Most days, I wear ballet flats or high heels. I step lightly, because it’s feminine and pretty steps that are the opposite of fat. It’s one way to prove I’m not too heavy: light, ladylike footsteps. Not always, just sometimes.
But on Sunday, we hike, feet and ankles wrapped in wool socks and sturdy leather.
The forest drips. Midnight’s rain slips from plant to plant. We pause in the bright golden room of a ginkgo grove. Our boots sink into soggy leaves and smack the muck beneath. We jump in puddles. In the pine grove, the needles calm us like lavender, or snow.

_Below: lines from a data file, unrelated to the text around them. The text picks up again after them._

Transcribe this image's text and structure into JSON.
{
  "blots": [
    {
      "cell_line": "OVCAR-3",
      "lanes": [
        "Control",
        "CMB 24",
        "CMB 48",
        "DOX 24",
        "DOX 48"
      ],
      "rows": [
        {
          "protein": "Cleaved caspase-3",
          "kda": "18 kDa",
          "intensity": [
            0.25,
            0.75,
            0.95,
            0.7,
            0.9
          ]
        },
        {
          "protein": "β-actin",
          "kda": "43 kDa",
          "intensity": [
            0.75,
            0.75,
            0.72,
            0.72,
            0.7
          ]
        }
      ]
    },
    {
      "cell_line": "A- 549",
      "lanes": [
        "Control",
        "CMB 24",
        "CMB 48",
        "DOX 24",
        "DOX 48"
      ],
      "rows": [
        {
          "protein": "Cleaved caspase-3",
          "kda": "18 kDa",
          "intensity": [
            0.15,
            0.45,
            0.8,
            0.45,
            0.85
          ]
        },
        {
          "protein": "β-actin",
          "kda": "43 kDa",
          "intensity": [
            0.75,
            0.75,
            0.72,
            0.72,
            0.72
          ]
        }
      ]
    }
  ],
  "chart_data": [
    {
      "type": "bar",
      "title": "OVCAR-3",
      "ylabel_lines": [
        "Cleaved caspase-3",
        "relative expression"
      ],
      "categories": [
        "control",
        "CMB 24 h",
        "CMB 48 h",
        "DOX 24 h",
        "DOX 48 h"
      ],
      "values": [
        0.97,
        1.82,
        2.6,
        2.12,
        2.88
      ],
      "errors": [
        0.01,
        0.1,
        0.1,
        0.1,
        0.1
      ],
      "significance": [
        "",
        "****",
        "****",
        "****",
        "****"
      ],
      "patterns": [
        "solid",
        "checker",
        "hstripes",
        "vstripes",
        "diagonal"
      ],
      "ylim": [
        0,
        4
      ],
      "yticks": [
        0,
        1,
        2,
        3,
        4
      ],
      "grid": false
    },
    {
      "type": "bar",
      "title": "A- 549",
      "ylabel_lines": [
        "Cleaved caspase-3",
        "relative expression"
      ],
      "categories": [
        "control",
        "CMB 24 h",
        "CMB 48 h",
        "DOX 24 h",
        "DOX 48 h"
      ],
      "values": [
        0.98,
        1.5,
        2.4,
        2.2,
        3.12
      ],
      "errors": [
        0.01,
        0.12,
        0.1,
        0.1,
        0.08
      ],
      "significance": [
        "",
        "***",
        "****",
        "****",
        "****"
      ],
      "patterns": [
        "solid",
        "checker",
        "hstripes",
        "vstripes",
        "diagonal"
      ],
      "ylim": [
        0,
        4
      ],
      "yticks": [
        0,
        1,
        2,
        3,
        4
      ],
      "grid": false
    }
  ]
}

Who needs to be lovely and light in the woods? The forest just observes. It silences human striving. A different reverence reigns: for oxygen, water, mud, slopes, critters thrushing in underbrush, valleys, fire, cold streams, clots of chunky moss on fallen trees. The five-year-old of my body leaps high. Swims in clear water, sunbathes in high trees, walks with warm bare feet. She’s never heard of lovely and light.
Lovely and light. Hiking boots crush both. A woman in hiking boots can’t be stopped. She’ll love the trail, and how her hunks of muscle, pounds of strength, and boulders of bones love the trail, too. Hiking boots pull her up, out of her own way; you, too. Put them on. They reverse the signs of an aging will. They speed you swiftly backwards, before you knew how to correct your flesh. They urge you forward, through the forest.
When the hike is over, we drive home. Work awaits. Emails, Tupperwear, garbage pails, waistbands, Victoria’s Secret catalogues, Splenda, ballet flats, and heels. Pick them up where you left off, if you must.
But put your hiking boots on again — soon. Go to the woods. Revere the weight of the world in peace.